そしてそして追い打ちをかけたのは、歌の合間の「臭そうーー」とか「痛そうーー」という下品な合いの手だった。
僕の進藤が……、僕の進藤が、こんな下品な歌を歌うなんて!!!
「ふざけるなっっ」
そう進藤に言い放って僕はカラオケボックスを飛び出したのだが、後日進藤に確かめたところ、僕がどんな反応するか見たかったらしい事が判明。
「そんなに怒る事かよー。第一男なら誰でも持ってんじゃん」
そうは言うが進藤、君は僕の夢を壊した事を知るまい。
僕は震えるこぶしを必死に堪え、決意を新たにした。
お父さん……。
僕の夢を壊した代償として、進藤が僕に組み敷かれ、歌にも出た「アレ」を握られどんな反応するか僕は確かめたいと思います……。
「幽玄回廊」のあんずさまにリクエスト小説をいただいた御礼に、何かリクエストしてくださいと申し出たところ、『カラオケボックスで冴木さんとデュエットする和谷。
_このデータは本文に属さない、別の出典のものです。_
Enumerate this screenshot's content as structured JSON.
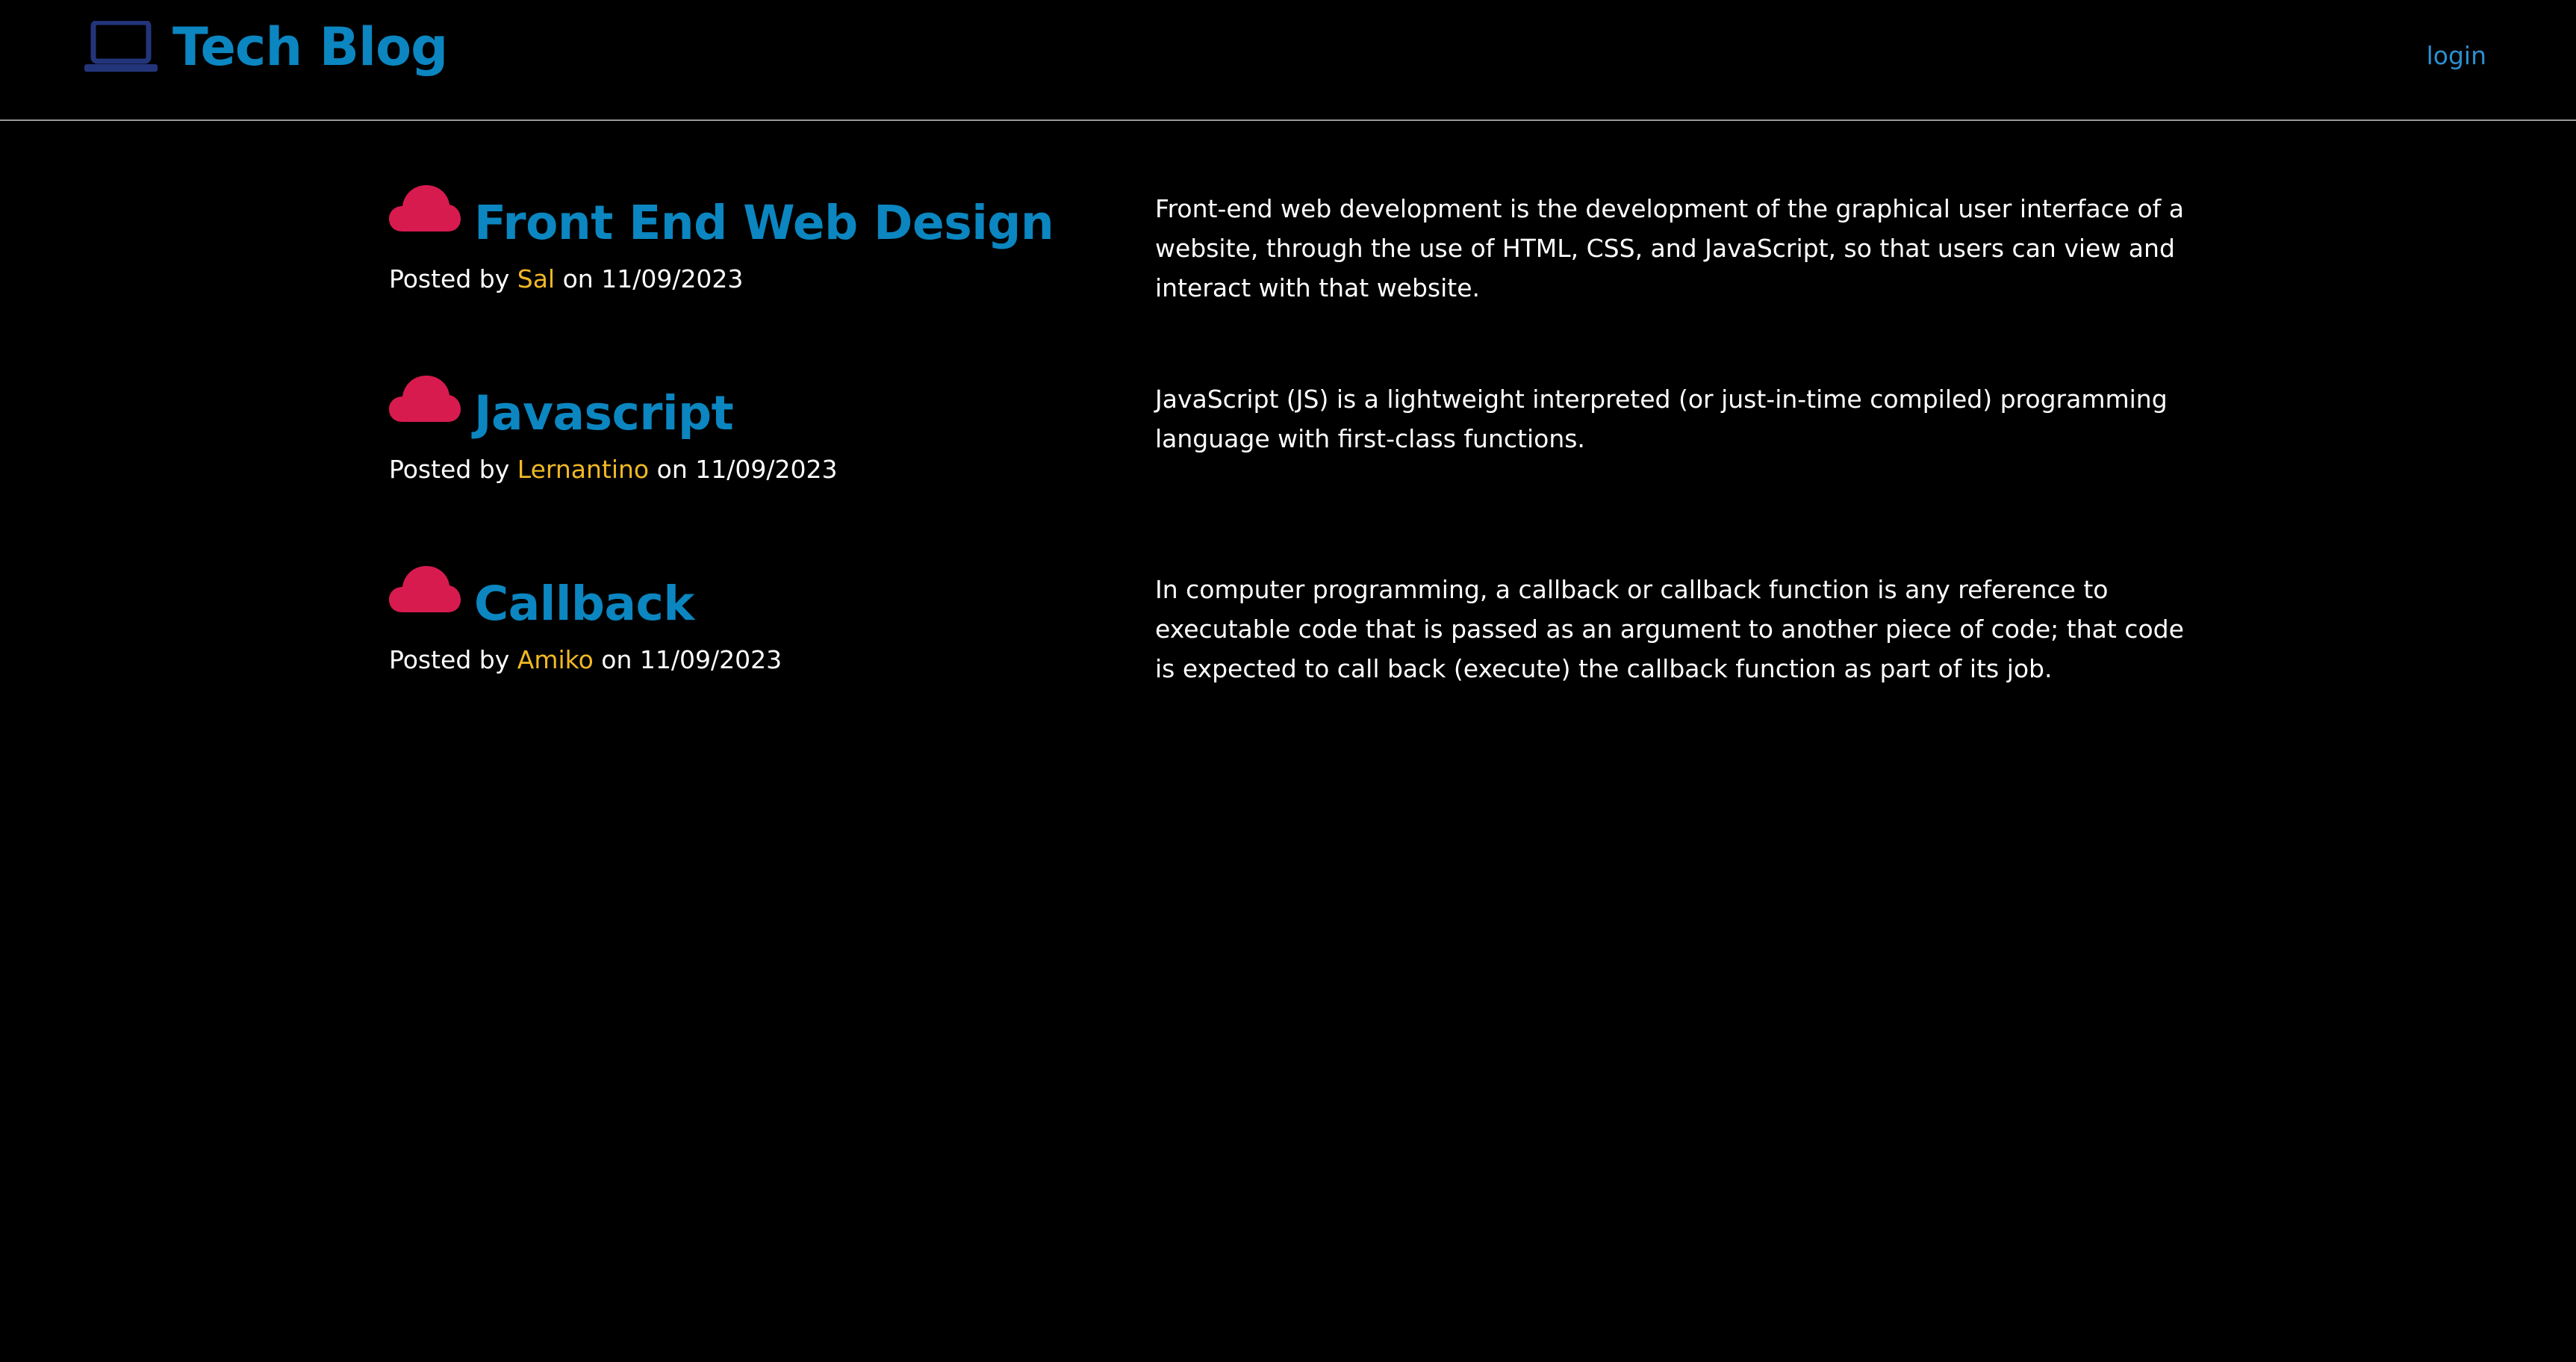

その歌を聞き爆笑するヒカルとジュースを吹き出すアキラ』という場面を、イラストでとのリクエストをイメージソングとともにいただいてしまいました。マジっすか!?あんずさま……。と冷や汗流しつつ描いたわけですが、このイメージソングっていうのがまたすごい!!著作権の関係で差し控えますが、ずばりすごい。それを見ているうちに、そういやあんな歌もあったよね〜なんて思い出したのが、この小説に出てくる歌。昔会社の先輩が「ま」で区切って歌ってくれまして『こいつサイテー』なんて、まだ乙女だった高那は思った訳ですが、そんな方も今では立派な身内。合コンで歌っちゃまずいよなぁ。という訳でそんな『すごい歌』を歌うヒカルに激怒するアキラのイメージが湧いたので、ヘボイラストと共にヘボ駄文も送りつけたのでした。ちなみにヘボイラストは載せません。やっぱり私は文章書きなぐりしか出来ないのでどうしても見たい方は……ってそんな方居ないか・・・。